Source and Methodology on the Full-Time Worker Income Calculator
As with the individual income percentile calculator and the income bracket calculator, the calculator comes from the harmonized microdata from the excellent Minnesota Population Center at the University of Minnesota. We only use ‘Usual Hours Worked Per Week’, UHRSWORKT, as a screen unlike the other ASEC income posts. Note that the HOURS variables have changed since last year; this calculator is not perfectly comparable.
Sarah Flood, Miriam King, Steven Ruggles, and J. Robert Warren. Integrated Public Use Microdata Series, Current Population Survey: Version 4.0. [dataset]. Minneapolis: University of Minnesota, 2015. http://doi.org/10.18128/D030.V4.0.
Dataset Size and Quality for the Fulltime Individual Income Calculator
- Datapoints: 69,562 (30+ hours), 61,209 (40+ hours)
- Population estimate: 123,730,263 fulltime workers (30+ hours), 108,795,029 fulltime workers (40+ hours)
Anything Interesting in the Full-Time Individual Income Calculator?
In one sense, especially knowing the demographics of you readers, this is a more important tool than the income percentile calculator. Most DQYDJ readers have a full-time day job and work 30, 40, or more hours per week. By screening out part-time work and other casual working situations, a tool like this is better suited for most of our readers.

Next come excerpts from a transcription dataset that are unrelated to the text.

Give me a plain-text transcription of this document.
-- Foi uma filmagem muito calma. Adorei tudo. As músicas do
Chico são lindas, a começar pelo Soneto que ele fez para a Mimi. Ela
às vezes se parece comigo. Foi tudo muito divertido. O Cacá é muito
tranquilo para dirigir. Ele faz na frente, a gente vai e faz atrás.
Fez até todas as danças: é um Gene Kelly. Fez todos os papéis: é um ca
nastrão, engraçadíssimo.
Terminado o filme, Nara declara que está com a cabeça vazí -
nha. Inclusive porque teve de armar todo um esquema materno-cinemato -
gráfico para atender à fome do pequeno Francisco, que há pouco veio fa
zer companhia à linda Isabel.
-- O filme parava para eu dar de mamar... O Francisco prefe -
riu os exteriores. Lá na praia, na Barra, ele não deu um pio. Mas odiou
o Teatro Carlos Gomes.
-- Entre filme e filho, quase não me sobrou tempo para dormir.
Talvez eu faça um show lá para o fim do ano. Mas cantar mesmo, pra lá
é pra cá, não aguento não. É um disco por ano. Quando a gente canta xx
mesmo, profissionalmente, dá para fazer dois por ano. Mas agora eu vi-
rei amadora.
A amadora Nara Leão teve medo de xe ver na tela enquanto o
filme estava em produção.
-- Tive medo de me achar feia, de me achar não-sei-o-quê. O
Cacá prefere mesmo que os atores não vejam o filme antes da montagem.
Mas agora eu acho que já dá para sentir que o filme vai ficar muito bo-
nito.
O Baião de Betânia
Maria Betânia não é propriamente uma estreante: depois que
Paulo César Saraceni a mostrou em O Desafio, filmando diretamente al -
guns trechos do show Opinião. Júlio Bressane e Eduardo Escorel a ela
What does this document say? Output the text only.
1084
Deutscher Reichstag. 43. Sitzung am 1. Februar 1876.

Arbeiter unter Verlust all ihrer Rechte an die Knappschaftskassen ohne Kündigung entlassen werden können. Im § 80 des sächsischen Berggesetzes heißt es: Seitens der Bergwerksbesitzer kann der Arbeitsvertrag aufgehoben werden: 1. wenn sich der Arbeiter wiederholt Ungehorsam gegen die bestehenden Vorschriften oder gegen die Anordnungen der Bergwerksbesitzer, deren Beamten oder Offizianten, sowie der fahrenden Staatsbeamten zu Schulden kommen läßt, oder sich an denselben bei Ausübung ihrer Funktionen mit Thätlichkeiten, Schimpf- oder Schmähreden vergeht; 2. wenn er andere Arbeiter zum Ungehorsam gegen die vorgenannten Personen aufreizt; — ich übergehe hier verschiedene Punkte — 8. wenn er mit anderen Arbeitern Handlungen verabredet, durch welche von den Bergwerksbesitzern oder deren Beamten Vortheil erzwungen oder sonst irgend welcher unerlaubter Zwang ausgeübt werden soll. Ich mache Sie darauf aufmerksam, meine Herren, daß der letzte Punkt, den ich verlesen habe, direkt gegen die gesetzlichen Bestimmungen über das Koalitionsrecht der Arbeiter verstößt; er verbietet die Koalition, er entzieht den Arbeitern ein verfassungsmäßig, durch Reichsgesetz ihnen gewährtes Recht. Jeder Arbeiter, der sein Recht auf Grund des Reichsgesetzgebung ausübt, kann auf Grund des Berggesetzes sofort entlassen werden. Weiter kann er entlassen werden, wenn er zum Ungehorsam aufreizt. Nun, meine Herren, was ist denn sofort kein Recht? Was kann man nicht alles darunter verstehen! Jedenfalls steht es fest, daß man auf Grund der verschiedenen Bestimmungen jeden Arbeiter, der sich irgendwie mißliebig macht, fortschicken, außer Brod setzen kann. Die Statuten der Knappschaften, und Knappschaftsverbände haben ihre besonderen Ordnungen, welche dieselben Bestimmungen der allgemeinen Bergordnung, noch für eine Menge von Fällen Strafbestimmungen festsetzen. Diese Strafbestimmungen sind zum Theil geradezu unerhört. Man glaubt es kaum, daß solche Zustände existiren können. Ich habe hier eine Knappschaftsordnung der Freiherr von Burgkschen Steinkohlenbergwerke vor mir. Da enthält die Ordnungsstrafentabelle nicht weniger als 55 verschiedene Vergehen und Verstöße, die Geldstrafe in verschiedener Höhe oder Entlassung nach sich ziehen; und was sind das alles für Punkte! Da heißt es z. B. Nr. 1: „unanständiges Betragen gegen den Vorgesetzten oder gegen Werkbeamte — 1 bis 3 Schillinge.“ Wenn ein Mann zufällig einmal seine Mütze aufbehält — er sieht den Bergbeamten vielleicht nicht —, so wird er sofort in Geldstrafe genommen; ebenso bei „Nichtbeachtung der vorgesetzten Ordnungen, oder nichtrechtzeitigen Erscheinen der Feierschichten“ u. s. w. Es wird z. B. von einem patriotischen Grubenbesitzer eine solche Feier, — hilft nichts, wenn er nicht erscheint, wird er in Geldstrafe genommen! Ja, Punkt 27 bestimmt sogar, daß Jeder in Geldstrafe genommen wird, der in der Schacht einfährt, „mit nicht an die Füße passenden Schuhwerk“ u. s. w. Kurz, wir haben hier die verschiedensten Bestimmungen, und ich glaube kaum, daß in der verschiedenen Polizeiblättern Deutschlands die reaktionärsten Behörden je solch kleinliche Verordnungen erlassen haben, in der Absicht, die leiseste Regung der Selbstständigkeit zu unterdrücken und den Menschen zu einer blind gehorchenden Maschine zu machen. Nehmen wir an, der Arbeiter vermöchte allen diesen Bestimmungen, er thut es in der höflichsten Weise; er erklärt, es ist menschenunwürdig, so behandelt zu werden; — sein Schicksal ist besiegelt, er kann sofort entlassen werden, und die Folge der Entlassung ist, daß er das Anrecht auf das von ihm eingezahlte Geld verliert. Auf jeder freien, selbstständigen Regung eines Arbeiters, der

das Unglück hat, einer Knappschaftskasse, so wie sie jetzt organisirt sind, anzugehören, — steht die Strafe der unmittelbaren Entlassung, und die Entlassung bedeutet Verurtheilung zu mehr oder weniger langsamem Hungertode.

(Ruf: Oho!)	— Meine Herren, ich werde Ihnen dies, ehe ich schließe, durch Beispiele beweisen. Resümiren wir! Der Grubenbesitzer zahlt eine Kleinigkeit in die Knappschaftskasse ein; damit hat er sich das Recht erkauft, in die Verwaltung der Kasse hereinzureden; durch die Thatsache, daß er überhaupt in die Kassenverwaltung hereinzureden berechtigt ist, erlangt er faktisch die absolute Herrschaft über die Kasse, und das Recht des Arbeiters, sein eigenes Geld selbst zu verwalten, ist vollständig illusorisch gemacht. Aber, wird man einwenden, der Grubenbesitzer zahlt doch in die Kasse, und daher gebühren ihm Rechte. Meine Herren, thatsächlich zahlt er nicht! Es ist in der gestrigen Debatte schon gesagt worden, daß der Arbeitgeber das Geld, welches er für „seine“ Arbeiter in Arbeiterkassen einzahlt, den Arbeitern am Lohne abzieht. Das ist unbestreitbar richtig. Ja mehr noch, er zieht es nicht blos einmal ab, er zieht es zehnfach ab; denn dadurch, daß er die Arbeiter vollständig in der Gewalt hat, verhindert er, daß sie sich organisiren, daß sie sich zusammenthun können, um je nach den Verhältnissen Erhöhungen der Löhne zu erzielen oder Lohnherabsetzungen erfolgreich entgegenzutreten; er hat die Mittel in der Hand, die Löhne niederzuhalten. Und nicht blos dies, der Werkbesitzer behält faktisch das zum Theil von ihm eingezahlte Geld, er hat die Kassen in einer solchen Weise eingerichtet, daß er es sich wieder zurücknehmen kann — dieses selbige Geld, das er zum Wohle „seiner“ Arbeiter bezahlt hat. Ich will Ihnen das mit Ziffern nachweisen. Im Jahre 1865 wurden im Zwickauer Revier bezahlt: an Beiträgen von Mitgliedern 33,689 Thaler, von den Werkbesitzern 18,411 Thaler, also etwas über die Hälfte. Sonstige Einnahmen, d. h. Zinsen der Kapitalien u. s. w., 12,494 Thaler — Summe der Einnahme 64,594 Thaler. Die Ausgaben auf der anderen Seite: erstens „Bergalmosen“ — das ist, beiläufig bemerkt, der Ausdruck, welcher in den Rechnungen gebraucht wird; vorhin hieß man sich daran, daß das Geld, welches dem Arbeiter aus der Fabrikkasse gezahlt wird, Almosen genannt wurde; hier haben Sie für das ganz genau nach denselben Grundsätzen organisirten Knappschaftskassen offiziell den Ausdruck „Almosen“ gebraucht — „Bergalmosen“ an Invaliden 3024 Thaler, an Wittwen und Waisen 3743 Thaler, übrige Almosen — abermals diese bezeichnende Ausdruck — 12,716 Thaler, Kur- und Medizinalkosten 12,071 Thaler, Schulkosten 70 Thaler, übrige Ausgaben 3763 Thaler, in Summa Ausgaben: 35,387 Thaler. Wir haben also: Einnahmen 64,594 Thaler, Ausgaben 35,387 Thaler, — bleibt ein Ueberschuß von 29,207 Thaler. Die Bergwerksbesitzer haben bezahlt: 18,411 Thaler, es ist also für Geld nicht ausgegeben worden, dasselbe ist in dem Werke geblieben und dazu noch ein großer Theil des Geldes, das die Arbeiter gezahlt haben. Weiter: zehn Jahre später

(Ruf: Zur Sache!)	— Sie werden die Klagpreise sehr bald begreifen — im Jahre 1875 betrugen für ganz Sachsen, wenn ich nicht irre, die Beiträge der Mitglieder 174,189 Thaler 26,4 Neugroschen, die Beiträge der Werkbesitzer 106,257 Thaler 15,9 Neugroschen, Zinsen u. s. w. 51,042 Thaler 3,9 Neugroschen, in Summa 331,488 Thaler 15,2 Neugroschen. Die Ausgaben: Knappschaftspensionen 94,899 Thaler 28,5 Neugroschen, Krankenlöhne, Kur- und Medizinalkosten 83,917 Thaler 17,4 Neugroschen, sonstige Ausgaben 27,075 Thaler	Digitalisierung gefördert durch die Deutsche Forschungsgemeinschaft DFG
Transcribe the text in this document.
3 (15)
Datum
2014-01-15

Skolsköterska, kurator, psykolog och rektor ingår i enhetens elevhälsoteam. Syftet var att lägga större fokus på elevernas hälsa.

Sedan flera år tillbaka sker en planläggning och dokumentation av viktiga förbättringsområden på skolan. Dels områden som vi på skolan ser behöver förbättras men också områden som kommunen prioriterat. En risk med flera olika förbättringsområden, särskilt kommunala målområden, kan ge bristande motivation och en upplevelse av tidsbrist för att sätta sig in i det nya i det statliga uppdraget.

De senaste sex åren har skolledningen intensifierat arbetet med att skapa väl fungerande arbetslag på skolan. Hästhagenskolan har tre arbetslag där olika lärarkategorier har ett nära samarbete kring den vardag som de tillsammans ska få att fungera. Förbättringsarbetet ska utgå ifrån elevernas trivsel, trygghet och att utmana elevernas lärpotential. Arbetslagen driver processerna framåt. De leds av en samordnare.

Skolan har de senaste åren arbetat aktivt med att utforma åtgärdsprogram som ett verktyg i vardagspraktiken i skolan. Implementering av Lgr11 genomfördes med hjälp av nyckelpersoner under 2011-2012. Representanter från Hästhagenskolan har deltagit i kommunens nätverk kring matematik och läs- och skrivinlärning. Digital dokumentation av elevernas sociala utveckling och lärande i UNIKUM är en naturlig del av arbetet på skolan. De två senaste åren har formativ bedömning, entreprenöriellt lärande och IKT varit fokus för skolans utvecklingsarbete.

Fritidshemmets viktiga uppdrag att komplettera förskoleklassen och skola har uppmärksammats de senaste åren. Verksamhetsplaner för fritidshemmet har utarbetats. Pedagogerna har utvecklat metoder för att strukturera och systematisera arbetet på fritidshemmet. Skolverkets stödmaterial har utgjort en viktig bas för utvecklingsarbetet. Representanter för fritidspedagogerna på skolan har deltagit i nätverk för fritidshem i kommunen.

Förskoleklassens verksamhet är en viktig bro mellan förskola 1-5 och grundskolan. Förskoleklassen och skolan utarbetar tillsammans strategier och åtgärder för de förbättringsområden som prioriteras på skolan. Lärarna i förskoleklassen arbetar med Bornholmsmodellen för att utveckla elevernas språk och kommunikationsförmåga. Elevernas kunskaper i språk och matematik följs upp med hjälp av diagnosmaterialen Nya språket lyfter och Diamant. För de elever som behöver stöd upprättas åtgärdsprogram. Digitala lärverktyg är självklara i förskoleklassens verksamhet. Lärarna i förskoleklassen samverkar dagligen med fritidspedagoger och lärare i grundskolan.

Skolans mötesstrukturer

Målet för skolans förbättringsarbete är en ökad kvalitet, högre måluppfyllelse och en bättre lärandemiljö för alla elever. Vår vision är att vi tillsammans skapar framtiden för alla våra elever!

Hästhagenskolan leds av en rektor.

Here’s how it breaks down, in income bracket form. (Again, see our income bracket article for more).
- All US Workers
- Median Income: $37,610.00
- 90% Income: $108,033.00
- 30+ Hours a Week
- Median Income: $45,000.00
- 90% Income: $120,000.00
- 40+ Hours a Week
- Median Income: $47,346.00
- 90% Income: $123,412.00
As you certainly would expect, screening for hours worked makes a significant difference to all of the cutoffs. There’s over a $15,000 delta in 90th percentile income breakpoints between the full set and the 40+ hour full-time worker set.